What causes vaginal and uterine malformations?

To date, it has not been established exactly what exactly underlies the occurrence of malformations of the uterus and vagina. However, the role of hereditary factors, biological inferiority of cells that form the genitals, and the impact of harmful physical, chemical, and biological agents is undeniable.

The occurrence of various forms of malformations of the uterus and vagina depends on the pathological influence of teratogenic factors or the implementation of hereditary traits in the process of embryogenesis.

According to modern concepts, the uterus of all mammals is formed as a result of the fusion of the Müllerian ducts, but the length of the fused Müllerian ducts varies: marsupials have a paired uterus, rodents have an intrauterine septum, most ungulates and carnivores have a bicornuate uterus, and primates and humans have a single pear-shaped uterus. It is likely that the shape of the uterus corresponds to the number of embryos developing in it.

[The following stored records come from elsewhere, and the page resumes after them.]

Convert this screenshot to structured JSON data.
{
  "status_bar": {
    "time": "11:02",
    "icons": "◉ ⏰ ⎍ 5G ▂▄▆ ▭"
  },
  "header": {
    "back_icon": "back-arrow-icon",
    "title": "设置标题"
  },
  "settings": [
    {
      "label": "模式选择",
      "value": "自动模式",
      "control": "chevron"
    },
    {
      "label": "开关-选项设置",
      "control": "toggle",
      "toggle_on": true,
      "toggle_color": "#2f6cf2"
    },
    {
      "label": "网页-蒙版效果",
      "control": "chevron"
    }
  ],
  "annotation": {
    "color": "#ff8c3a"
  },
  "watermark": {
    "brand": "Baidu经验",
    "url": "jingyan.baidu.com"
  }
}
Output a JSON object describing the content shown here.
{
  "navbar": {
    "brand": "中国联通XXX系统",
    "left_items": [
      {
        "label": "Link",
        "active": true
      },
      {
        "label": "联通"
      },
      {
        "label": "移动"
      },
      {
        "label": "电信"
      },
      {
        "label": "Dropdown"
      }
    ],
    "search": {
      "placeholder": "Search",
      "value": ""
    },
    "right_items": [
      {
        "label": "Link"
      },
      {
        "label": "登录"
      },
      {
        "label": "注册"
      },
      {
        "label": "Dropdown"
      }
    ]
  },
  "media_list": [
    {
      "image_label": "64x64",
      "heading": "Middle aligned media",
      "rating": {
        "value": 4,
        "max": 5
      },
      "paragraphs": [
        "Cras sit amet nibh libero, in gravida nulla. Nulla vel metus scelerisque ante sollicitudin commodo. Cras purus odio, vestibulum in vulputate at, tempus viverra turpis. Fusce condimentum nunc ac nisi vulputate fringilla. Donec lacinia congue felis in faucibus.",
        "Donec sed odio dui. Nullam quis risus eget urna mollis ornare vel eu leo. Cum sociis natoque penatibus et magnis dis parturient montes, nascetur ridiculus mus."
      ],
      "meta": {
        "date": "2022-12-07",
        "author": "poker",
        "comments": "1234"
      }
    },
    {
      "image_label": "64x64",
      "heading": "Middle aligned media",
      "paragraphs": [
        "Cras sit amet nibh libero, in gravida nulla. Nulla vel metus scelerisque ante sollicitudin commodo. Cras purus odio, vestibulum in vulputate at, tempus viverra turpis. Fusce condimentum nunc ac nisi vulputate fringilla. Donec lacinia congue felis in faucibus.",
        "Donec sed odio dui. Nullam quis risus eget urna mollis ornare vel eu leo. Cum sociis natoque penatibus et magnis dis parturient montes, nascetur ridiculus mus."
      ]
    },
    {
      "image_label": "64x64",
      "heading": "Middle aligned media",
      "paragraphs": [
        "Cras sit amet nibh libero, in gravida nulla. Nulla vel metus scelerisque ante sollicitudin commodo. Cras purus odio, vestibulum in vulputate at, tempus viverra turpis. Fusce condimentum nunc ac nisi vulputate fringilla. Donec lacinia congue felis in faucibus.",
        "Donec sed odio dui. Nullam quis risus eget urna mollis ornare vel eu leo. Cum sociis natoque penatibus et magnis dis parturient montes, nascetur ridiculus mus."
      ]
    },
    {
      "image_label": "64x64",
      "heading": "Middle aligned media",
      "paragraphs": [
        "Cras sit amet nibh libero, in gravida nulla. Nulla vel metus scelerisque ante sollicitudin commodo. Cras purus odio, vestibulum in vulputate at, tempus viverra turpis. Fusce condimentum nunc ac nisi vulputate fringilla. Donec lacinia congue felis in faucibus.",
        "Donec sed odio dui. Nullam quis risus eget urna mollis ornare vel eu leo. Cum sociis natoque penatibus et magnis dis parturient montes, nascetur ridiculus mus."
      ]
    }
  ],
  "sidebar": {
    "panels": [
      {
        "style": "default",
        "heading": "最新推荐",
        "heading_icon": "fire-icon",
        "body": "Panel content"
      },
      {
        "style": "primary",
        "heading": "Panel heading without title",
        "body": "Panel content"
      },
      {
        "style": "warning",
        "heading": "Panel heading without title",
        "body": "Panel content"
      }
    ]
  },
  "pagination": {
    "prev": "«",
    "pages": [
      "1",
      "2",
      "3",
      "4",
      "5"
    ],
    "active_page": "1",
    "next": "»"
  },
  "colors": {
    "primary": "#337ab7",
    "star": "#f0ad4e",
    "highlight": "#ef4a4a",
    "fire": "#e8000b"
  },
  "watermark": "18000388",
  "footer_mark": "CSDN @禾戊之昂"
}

There are several theories of the absence or only partial fusion of paired embryonic genital ducts (Müllerian ducts). According to one of them, the disruption of the fusion of the Müllerian ducts occurs due to the translocation of the gene activating the synthesis of the Müllerian inhibitory substance to the X chromosome, as well as due to sporadic gene mutations and the effects of teratogenic factors. It is also assumed that the disruption of the formation of the Müllerian strands can result in slow proliferation of the epithelium covering the genital ridges from the side of the coelom. As is known, the development of the internal and external genitalia according to the female type is associated with a genetically determined loss of tissue response to androgens. Therefore, the absence or deficiency of estrogen receptors in the cells of the Müllerian ducts can slow down their formation, which leads to such changes as uterine aplasia. Of particular interest is the theory of the role of early perforation of the wall of the urogenital sinus. The pressure in the lumen of the vagina and Müllerian ducts decreases, and one of the causes leading to the death of the cells of the septum between the paramesonephric ducts disappears. Later convergence of the Müllerian ducts with each other and the ingrowth of mesenchymal blood vessels between them leads to the preservation of the cells of the medial walls of the ducts and the formation of a septum, a bicornuate or double uterus. In addition, the convergence and resorption of the contacting walls of the Müllerian ducts can be prevented by developmental anomalies of adjacent organs - defects of the urinary system (in 60% of patients) or disorders of the musculoskeletal system (in 35% of patients with developmental defects of the uterus and vagina).

Malformations of the vagina and uterus are often accompanied by malformations of the urinary system, which is explained by the commonality of embryogenesis of the genital and urinary systems. Depending on the type of genital malformation, the frequency of urinary system malformations ranges from 10 to 100%. In addition, certain types of genital anomalies are accompanied by corresponding anomalies of the urinary system. Thus, with duplication of the uterus and vagina with partial aplasia of one of the vaginas, all patients have aplasia of the kidney on the side of the genital malformation.

In the absence of conditions for the growth of the Müllerian ducts, complete aplasia of the uterus and vagina is formed. Prolapse or slow progression of the urogenital tract to the urogenital sinus forms aplasia of the vagina with a functioning uterus. In this case, the extent of aplasia is determined by the severity of the growth retardation of the ducts. According to the literature, complete aplasia of the vagina in the presence of the uterus is almost always combined with aplasia of its cervix and cervical canal. Sometimes, patients have two rudimentary uteruses.

The influence of factors that prevent the resorption of the walls of the Müllerian canals leads to the formation of various variants of duplication of the uterus and vagina.